Lazy Sunday? No Way!

A lot of cooking went on in my kitchen on Sunday – whew! I started the day with Pumpkin Waffles, got Ryan off to work and continued cooking the rest of the waffles. I also made a batch of Lemon Corn Waffles too, but ran out of cornmeal and had to substitute grits for half the recipe. Got to love substitutions! All the waffles went into the freezer and I made a jar of blueberry syrup to keep on hand as well.

For lunch snacks this week, I made black cherry Jell-O mixed with blackberry yogurt (use the yogurt instead of cold water). Then I moved onto making home-made roasted garlic pita chips. Big thanks to LeAnn for the idea!

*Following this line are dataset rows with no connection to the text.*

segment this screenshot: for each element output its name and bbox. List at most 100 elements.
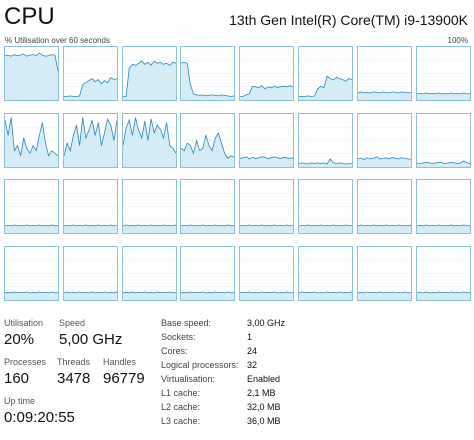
core-graph[interactable] [180,46,236,101]
core-utilisation-sparkline [299,126,352,167]
core-graph[interactable] [121,112,177,168]
graph-max-label: 100% [447,36,468,45]
detail-label-l3-cache: L3 cache: [161,416,201,426]
core-utilisation-sparkline [5,193,58,234]
logical-processor-graphs[interactable] [4,46,471,301]
uptime-value: 0:09:20:55 [4,409,75,426]
core-utilisation-line [181,131,235,159]
core-graph[interactable] [4,112,59,168]
core-graph[interactable] [62,46,118,101]
detail-value-l1-cache: 2,1 MB [247,388,276,398]
core-graph[interactable] [356,46,412,101]
core-utilisation-line [299,157,352,165]
handles-label: Handles [103,357,137,367]
core-utilisation-sparkline [240,126,294,167]
core-graph[interactable] [356,112,412,168]
detail-value-l2-cache: 32,0 MB [247,402,281,412]
core-utilisation-sparkline [240,259,294,300]
core-utilisation-line [122,60,176,97]
core-graph[interactable] [356,245,412,301]
core-graph[interactable] [62,245,118,301]
core-utilisation-area [5,225,58,234]
detail-label-l2-cache: L2 cache: [161,402,201,412]
core-graph[interactable] [62,179,118,235]
core-graph[interactable] [121,179,177,235]
core-graph[interactable] [415,179,471,235]
detail-value-sockets: 1 [247,332,253,342]
core-utilisation-area [122,60,176,100]
core-utilisation-line [416,291,470,294]
core-utilisation-area [181,225,235,234]
core-utilisation-line [181,61,235,97]
detail-value-virtualisation: Enabled [247,374,281,384]
core-graph[interactable] [180,179,236,235]
detail-value-cores: 24 [247,346,258,356]
core-graph[interactable] [356,179,412,235]
core-graph[interactable] [180,112,236,168]
utilisation-label: Utilisation [4,318,44,328]
core-utilisation-line [357,224,411,227]
core-graph[interactable] [298,179,353,235]
core-graph[interactable] [4,245,59,301]
core-utilisation-sparkline [299,193,352,234]
core-graph[interactable] [4,179,59,235]
detail-label-l1-cache: L1 cache: [161,388,201,398]
core-utilisation-area [416,92,470,100]
detail-label-logical-processors: Logical processors: [161,360,239,370]
core-utilisation-line [122,117,176,154]
core-utilisation-sparkline [299,259,352,300]
threads-label: Threads [57,357,91,367]
page-title: CPU [4,3,55,30]
core-utilisation-area [357,291,411,300]
core-graph[interactable] [415,46,471,101]
core-utilisation-sparkline [181,60,235,100]
detail-label-sockets: Sockets: [161,332,196,342]
core-utilisation-line [299,224,352,227]
core-utilisation-area [122,291,176,300]
core-utilisation-line [416,224,470,227]
core-utilisation-line [181,291,235,294]
core-graph[interactable] [415,245,471,301]
core-graph[interactable] [62,112,118,168]
core-graph[interactable] [298,112,353,168]
core-utilisation-area [299,76,352,100]
core-graph[interactable] [239,112,295,168]
detail-value-base-speed: 3,00 GHz [247,318,286,328]
core-graph[interactable] [298,245,353,301]
core-utilisation-sparkline [240,60,294,100]
uptime-label: Up time [4,396,36,406]
core-utilisation-area [240,225,294,234]
core-graph[interactable] [298,46,353,101]
core-utilisation-sparkline [416,193,470,234]
core-utilisation-sparkline [181,126,235,167]
core-utilisation-sparkline [63,117,117,167]
core-utilisation-area [122,117,176,167]
detail-label-virtualisation: Virtualisation: [161,374,215,384]
core-utilisation-line [5,291,58,294]
core-graph[interactable] [239,179,295,235]
core-graph[interactable] [121,46,177,101]
core-graph[interactable] [121,245,177,301]
core-utilisation-line [299,75,352,97]
detail-value-logical-processors: 32 [247,360,258,370]
core-graph[interactable] [239,46,295,101]
core-utilisation-area [5,117,58,167]
core-utilisation-area [5,291,58,300]
core-graph[interactable] [239,245,295,301]
graph-caption: % Utilisation over 60 seconds [5,36,110,45]
core-graph[interactable] [4,46,59,101]
core-utilisation-sparkline [122,259,176,300]
core-utilisation-sparkline [5,52,58,100]
core-utilisation-sparkline [181,193,235,234]
core-utilisation-area [181,62,235,100]
detail-label-cores: Cores: [161,346,188,356]
core-utilisation-sparkline [122,60,176,100]
core-utilisation-area [240,85,294,100]
core-graph[interactable] [180,245,236,301]
core-utilisation-line [63,117,117,156]
core-graph[interactable] [415,112,471,168]
core-utilisation-sparkline [63,60,117,100]
core-utilisation-area [181,291,235,300]
core-utilisation-line [63,224,117,227]
core-utilisation-line [122,291,176,294]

I could have just stopped right there, but started to think an appetizer dinner would be a fun and good way to use up some veggies. I baked a dish of spinach artichoke dip and added 1/4 of a jar of sun-dried tomatoes - very awesome addition!



Next, I found potsticker wrappers in our fridge that had been foodsaved awhile back. Perfect for veggie potstickers! I filled them with kale, daikon, carrots and green onions.


I’ve posted about these twice before, but that’s because they are so good! Plus, for some reason I love the assembly line nature of making potstickers. It's meditative! We usually serve them with a dip of soy sauce, sesame oil, chopped green onions and crushed red pepper.

Want that Spinach Artichoke Dip recipe? Here you go:

Spicy Spinach & Artichoke Dip


1/4 c. butter
1 c. onion, chopped
1 (10oz.) pkg. frozen chopped spinach, thawed and well drained
1 (14 oz.) can artichoke hearts, drained and chopped
1 (8 oz.) pkg. cream cheese
1 (8 oz.) pkg. sour cream
1 c. shredded Monterey Jack cheese, divided
1 c. Parmesan cheese, divided
2 tbsp Tabasco or other hot sauce
Salt to taste
Pitas and sliced veggies, for serving


Melt butter in a large saucepan or skillet over medium heat. Add onion and cook until soft, about 5 minutes. Stir in spinach, artichokes, cream cheese, sour cream, ¾ cup Monterey Jack cheese, ¾ cup Parmesan cheese, pepper sauce, and salt. Stir until well blended and heated through. Pour mixture into a casserole dish and top with remaining cheeses. Bake in a 350° oven until cheese starts to brown, about 10 minutes. Serve with pitas and sliced veggies. Makes about 4 cups.